TULSA, Okla. (AP) _ From playing at the Colonial to winning two majors to complete the career Grand Slam on the LPGA Tour, Annika Sorenstam put her name in the record books during 11 amazing weeks of golf.
Her next project might be a scrap book.
Topping the list is the Colonial in May, when Sorenstam became the first woman in 58 years to compete on the PGA Tour. She hasn't had any time to soak up the moment because the Swede was too nervous during her two rounds, and then had to get ready for three LPGA majors.
Sorenstam is coming off a three-week break, which gave her a chance to reflect on her historic feats.
``On my floor I have all the news clippings and all the letters and everything that I received from people,'' Sorenstam said. ``I had a chance to look through some of them, and that's when everything comes back again. That's what I mean by catching up and absorbing, because it was the most special week I've ever had in golf.''
Now, it's time to move on.
Even after a banner year, Sorenstam came to the Tulsa Country Club this week to defend her title in the John Q. Hammons Hotel Classic, which she won last year by four shots.
``I still love to compete,'' Sorenstam said. ``That's why I'm here. I'm ready to go now.''
Twenty-five of the LPGA's top 30 money leaders are among the 144 players that begin the three-day 54-hole tournament Friday. That includes Se Ri Pak, Juli Inkster, Rosie Jones and Candie Kung, who will try to win her third straight LPGA event.
Kung, a 22-year-old in only her second year on the tournament, said ``everything came together'' in the last few weeks, particularly her putts inside 15 feet.
``Hopefully I'll be able to do it again this week,'' she said. ``But I'm not going to think about it.''
More than 9 inches of rain since last week have left the course sodden, but conditions were expected to improve by the opening round Friday.
For several players, it will be the final tune-up for the Solheim Cup next week in Sorenstam's native Sweden.
``I think I've been more nervous in Solheims than I have been in some of the majors I've played in because you don't want to let your team down,'' she said.
Sorenstam has done just fine in the majors this year.
She said she came close to fulfilling her goals by winning the LPGA Championship and the Women's British Open, where she beat Pak by one stroke. Those were the only two majors she had not won, and the British Open made her the sixth woman to complete the LPGA career Grand Slam.
She won't repeat the Colonial because she wants to remember the experience ``for what it was.''
``I've come to a point in my career where I do feel kind of satisfied with what I've done. But a few more majors,'' she said, ``and then I'll be full.''
All she needs is three more tournaments and then she'll be in the Hall of Fame.
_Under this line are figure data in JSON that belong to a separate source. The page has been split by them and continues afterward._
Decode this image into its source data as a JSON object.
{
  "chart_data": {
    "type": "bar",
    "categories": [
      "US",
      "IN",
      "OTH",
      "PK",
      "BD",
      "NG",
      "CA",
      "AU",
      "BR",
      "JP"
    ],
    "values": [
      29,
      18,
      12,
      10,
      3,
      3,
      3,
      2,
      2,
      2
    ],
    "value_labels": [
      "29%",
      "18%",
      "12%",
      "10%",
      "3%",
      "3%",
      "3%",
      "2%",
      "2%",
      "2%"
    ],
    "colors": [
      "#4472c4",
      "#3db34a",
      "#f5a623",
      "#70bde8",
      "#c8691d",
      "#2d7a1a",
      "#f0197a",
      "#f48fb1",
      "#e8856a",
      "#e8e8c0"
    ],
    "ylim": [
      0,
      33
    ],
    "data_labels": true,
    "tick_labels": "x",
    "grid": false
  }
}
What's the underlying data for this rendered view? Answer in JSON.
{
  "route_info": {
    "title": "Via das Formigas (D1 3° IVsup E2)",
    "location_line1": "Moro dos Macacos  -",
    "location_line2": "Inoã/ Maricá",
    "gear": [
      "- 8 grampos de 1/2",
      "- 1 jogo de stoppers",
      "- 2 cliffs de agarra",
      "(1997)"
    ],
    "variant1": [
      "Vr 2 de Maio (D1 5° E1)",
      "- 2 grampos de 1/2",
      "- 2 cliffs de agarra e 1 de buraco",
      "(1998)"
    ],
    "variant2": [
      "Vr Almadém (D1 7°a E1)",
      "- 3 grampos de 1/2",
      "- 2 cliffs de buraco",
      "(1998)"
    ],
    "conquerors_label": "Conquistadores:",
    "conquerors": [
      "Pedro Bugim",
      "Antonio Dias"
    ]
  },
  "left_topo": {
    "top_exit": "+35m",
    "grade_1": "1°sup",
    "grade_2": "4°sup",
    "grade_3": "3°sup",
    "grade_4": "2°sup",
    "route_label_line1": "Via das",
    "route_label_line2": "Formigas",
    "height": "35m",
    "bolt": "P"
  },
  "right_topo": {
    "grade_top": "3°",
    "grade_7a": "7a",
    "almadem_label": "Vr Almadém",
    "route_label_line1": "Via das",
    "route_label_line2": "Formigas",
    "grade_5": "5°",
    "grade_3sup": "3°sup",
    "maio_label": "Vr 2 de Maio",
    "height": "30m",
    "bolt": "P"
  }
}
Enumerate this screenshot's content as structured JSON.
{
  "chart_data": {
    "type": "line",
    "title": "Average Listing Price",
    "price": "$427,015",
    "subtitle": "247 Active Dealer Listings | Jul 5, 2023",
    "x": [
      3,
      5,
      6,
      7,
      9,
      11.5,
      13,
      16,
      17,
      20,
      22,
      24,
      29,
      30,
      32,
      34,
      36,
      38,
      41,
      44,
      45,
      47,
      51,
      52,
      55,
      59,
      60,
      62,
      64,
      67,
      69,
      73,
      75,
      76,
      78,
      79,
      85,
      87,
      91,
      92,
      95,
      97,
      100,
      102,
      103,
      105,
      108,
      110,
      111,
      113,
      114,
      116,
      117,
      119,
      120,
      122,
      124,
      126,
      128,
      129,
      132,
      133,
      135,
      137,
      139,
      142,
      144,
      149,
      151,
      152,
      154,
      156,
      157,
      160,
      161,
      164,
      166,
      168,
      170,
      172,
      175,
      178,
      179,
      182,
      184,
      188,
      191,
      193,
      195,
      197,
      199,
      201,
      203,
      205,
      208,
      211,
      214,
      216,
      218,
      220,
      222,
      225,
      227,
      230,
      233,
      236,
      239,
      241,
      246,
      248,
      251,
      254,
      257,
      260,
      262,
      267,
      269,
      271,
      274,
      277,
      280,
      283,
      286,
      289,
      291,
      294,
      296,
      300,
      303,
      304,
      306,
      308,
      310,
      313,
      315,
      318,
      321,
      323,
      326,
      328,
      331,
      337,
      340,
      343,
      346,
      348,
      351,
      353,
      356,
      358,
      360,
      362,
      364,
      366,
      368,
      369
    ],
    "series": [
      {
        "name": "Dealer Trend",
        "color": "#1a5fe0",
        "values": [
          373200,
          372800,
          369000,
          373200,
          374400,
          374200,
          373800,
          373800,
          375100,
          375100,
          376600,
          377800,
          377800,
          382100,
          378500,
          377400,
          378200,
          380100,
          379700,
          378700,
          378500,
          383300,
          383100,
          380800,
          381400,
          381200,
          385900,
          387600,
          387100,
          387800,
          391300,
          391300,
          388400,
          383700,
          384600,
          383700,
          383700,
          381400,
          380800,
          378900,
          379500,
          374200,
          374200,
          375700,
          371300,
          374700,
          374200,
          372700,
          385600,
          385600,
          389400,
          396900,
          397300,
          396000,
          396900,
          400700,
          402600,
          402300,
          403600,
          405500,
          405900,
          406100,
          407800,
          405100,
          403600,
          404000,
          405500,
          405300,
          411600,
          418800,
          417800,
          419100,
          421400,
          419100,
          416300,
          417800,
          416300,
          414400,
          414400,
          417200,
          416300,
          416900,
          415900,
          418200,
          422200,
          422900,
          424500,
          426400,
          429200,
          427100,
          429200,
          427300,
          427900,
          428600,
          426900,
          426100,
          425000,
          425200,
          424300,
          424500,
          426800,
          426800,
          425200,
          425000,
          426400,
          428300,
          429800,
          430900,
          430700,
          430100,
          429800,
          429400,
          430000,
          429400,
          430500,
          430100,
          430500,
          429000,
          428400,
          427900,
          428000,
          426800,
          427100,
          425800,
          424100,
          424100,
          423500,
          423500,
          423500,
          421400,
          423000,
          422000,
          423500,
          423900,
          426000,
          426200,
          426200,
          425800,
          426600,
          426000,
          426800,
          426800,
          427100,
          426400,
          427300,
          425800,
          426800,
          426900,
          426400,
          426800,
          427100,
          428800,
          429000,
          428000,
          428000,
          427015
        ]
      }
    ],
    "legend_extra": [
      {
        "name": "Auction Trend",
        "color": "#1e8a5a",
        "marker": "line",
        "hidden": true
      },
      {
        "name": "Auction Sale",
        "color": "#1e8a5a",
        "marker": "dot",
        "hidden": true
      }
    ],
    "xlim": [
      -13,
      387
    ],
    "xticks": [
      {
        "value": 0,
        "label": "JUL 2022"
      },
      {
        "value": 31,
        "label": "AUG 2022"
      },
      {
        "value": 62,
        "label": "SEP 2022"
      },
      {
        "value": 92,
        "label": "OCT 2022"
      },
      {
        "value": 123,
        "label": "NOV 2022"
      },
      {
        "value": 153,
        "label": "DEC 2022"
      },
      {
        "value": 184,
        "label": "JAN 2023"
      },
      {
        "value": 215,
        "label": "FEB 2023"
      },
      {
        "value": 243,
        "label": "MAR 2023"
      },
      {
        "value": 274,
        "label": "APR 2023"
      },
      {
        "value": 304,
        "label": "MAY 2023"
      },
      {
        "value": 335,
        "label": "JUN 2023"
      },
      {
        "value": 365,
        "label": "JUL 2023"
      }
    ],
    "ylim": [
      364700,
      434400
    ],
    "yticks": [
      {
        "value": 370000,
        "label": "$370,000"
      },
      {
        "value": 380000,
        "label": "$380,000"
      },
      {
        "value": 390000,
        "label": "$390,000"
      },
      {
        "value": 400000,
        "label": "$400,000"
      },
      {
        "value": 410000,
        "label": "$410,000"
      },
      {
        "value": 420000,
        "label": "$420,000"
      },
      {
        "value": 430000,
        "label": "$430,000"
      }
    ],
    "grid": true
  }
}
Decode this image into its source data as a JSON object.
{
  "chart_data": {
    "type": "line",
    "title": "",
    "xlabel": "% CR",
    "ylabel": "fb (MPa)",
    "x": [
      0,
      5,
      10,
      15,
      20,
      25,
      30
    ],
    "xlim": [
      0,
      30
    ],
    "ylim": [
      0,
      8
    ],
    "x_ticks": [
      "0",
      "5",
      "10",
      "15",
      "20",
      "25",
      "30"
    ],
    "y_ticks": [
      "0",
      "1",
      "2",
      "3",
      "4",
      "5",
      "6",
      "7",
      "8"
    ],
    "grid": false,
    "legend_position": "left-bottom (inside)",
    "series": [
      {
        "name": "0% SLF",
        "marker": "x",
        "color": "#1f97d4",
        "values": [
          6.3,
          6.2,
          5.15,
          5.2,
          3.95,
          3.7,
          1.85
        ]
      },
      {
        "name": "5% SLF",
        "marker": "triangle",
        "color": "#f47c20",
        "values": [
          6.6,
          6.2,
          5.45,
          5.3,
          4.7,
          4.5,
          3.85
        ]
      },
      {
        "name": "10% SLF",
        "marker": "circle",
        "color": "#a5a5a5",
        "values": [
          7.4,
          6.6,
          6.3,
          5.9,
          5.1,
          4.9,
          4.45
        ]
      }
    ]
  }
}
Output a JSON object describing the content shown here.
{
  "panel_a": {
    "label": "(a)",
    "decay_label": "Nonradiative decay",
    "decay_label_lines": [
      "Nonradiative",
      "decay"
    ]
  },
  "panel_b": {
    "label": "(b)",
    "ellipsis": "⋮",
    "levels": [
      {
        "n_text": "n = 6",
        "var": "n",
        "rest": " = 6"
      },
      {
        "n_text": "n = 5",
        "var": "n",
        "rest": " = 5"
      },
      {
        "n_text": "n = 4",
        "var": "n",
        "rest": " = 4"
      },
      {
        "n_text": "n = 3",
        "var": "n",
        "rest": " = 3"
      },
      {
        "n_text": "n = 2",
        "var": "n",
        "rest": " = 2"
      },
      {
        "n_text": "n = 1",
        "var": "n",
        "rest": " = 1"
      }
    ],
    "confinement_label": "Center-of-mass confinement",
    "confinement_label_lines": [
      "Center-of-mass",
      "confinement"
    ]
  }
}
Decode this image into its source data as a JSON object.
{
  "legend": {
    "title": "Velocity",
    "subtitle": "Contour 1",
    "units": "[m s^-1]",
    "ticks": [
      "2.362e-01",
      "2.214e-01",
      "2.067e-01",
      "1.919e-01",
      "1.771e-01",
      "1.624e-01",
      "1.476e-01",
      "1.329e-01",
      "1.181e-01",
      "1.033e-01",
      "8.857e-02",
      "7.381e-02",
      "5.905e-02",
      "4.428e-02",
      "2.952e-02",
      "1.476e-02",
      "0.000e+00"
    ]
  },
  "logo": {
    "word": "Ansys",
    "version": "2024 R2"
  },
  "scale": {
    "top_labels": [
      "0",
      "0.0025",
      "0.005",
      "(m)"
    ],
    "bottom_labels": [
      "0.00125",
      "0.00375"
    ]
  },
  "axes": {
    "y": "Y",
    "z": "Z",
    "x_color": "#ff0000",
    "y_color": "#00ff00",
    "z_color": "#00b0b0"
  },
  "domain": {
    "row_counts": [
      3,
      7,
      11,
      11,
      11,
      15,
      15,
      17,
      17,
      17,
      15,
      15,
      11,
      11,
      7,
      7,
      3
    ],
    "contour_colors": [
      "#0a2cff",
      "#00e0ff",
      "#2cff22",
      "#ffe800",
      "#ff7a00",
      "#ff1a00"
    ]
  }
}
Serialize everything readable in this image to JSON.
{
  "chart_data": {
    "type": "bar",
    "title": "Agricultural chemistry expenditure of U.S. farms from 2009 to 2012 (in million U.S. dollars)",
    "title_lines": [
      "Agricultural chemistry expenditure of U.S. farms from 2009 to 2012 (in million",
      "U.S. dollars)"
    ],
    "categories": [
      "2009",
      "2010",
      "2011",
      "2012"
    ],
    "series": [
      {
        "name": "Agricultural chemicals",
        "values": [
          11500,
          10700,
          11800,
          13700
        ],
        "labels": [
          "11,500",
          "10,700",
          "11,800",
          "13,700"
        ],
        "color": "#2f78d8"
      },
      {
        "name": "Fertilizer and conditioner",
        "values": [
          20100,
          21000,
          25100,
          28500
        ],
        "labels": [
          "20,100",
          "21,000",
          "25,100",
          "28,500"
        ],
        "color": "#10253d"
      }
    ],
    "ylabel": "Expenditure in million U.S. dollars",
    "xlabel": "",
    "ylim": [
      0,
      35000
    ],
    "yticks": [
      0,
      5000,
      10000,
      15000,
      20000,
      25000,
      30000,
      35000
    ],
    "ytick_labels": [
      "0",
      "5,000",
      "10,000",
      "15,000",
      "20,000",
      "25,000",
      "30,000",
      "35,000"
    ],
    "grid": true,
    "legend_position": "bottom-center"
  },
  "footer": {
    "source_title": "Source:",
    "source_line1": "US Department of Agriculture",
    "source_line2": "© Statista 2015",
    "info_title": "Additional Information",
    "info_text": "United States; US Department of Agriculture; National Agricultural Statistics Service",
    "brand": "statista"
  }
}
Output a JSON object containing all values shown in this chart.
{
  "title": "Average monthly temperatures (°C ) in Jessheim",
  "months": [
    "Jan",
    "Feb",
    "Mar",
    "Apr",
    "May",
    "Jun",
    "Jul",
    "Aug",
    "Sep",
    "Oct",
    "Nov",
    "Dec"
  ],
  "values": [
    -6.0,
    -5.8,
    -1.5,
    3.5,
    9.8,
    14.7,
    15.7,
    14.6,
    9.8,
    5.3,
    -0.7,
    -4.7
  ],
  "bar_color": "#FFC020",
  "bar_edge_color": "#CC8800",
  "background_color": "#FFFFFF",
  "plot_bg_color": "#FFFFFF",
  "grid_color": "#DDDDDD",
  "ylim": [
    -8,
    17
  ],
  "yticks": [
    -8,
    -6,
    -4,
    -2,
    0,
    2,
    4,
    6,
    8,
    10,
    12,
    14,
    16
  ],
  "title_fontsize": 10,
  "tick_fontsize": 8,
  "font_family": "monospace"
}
Sorenstam always saw that as something reserved for the end of a golfer's career. Here she is at age 32, not even at her prime, and she already has qualified. All she needs is 10 years on the LPGA Tour, which she will compete by playing in 15 tournaments.
``I don't think it has sunk in yet,'' she said, almost marveling at the thought of her forthcoming induction. ``Here I am reaching my peak, and here I'm going to be inducted by the end of the year. Obviously, I'm flattered. It's something I'm going to be very, very proud of.''
Her 15th event will be the Samsung World Championship outside Houston. Sorenstam official qualifies after the first round that week, which happens to be Oct. 9 _ her birthday.